News reports have been sounding a lot like “chicken little” recently. To be fair, news reports are just that, they are mostly reports of statements made by politicians and occasionally by those who claim to be financial experts. If the report is sensational and full of sound bites, all the better.
For example, the Presidential candidates have attributed every foreign or domestic situation as either the fault of a President Obama policy or the lack of one. Financial gurus are unable to explain the large drop in the markets and alternate between “China is not growing fast enough” to “oil prices have dropped too far and too fast”. Between the politicians and the financial experts, what is one to do?
Let’s begin with China. China’s growth has been spectacular to be sure. But it is useful to note that China did not build a better mouse trap and the world beat a path to its door. Rather, China managed to build an export economy by converting uneducated and untrained peasants into productive workers making everything from dresses to gym shoes to furniture etc., items already being produced somewhere else in the world.
China’s growth resulted from producing goods at a low cost and selling it to other nations whose citizens wanted those items. For many of China’s customers, it was good products at lower prices. For others it was products they could finally afford. China’s growth rate averaged about 10% per year, a growth rate which is mathematically unsustainable for extended periods. No one should be surprised that these heady days had to end.

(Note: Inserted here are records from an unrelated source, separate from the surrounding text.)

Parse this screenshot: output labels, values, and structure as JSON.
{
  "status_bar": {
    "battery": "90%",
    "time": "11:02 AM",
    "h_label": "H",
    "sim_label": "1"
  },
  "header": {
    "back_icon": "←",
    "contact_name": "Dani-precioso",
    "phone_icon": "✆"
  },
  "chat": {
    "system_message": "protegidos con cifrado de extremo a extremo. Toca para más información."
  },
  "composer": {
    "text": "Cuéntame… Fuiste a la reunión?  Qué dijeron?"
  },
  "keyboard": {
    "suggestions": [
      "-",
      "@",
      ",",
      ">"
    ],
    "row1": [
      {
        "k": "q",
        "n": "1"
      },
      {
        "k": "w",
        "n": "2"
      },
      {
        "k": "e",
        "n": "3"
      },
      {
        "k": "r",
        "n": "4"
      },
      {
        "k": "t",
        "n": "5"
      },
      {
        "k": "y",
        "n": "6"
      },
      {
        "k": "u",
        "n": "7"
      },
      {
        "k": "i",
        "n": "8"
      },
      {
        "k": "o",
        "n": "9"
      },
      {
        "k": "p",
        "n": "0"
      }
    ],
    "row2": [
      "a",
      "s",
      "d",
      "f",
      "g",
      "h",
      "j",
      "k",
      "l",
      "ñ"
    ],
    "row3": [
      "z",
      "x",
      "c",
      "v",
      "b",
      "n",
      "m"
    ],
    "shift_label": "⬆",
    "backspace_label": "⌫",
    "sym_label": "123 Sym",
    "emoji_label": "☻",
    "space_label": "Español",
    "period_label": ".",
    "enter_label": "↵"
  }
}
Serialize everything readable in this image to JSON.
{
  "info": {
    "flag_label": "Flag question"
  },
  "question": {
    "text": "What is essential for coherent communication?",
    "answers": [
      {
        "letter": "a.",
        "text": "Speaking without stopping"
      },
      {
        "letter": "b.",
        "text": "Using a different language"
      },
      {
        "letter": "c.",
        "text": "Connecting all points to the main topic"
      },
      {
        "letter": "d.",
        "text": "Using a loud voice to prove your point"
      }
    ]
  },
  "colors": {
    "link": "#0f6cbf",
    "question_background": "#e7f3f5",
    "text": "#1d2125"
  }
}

News reports indicate that China is shuttering many of its factories. This can only mean that world demand for more Chinese produced products in not there. While some other low wage countries are probably taking some of China’s share, the main factor is the world is just not buying as much as it did before. In other words, the slow down is not a producer problem but instead a consumer problem. So forget about blaming China and start asking why aren’t consumers outside the US buying more?
But what about oil, isn’t low price good news? No, we are told. Oil has dropped to much and too fast. Hmmm. Of course the price of oil is mainly the result of supply and demand, and right now the world’s oil producers are bent on pumping and selling at what ever price prevails. Hmmm.
OPEC has had life quite comfortable for oh so many years, raising price when ever the urge seemed right. Oil sales were the primary engine for growth in the quality of life for their citizens. Then along came fracking and the Canadian Tar Sands, spurred on by the high price of oil. Hmmm.
Suddenly the supply side was tilted above the prevailing demand. And as any capitalist knows, when there is more of something than what consumers want, the price goes down. The Saudis, for reason of their own, chose to keep pumping and not reduce their output. The Saudis said they did not want to lose “market share”. Hmmm.
The good thing about capitalism is while a supplier can act irrationally, for example lowering the selling price below the cost to produce, there are consequences. One the Saudis have found is that maintaining market share has not prevented oil revenues from falling. Revenues have fallen so much that their national budget has a deficit now. Hmmm.
While it might seem appealing to gloat at the Saudi misfortune, one might be wise to hope that they are able to adjust their national budget (which means reducing entitlements for their citizens) and avoid popular unrest.
Just imagine that another Sunni group replaces the royal family and what chaos might ensue (like when Saddam Hussein was toppled in Iraq). Imagine if the new rulers were called ISIS (they are Sunnis too).
There could be other unanticipated consequences of prolonged low oil price. Those companies and countries that have invested in new capacity have done so by borrowing. With income far lower than expected, the chance of default is high. Hmmm.
I wonder whether these lending banks are too big to fail? Hmmm. And who looks demon-like now over the XL Pipeline?
Adam Smith’s “invisible hand” predicts that natural events will correct supply-demand imbalances, and argues governments should not intervene. Keynes, on the other hand, recommends government spending to restart a sluggish or stalled economy. For the past 6 years, by default, the US has followed more the invisible hand approach. In effect the Country accepted higher unemployment for a longer period in exchange for unremarkable but steady growth. Said differently, there is no “bubble” in the US economy to burst now.
In comparison to the rest of the world, except China, the US economy is performing the best. Hmmm. I wonder what the GOP Presidential candidates will say about the economy?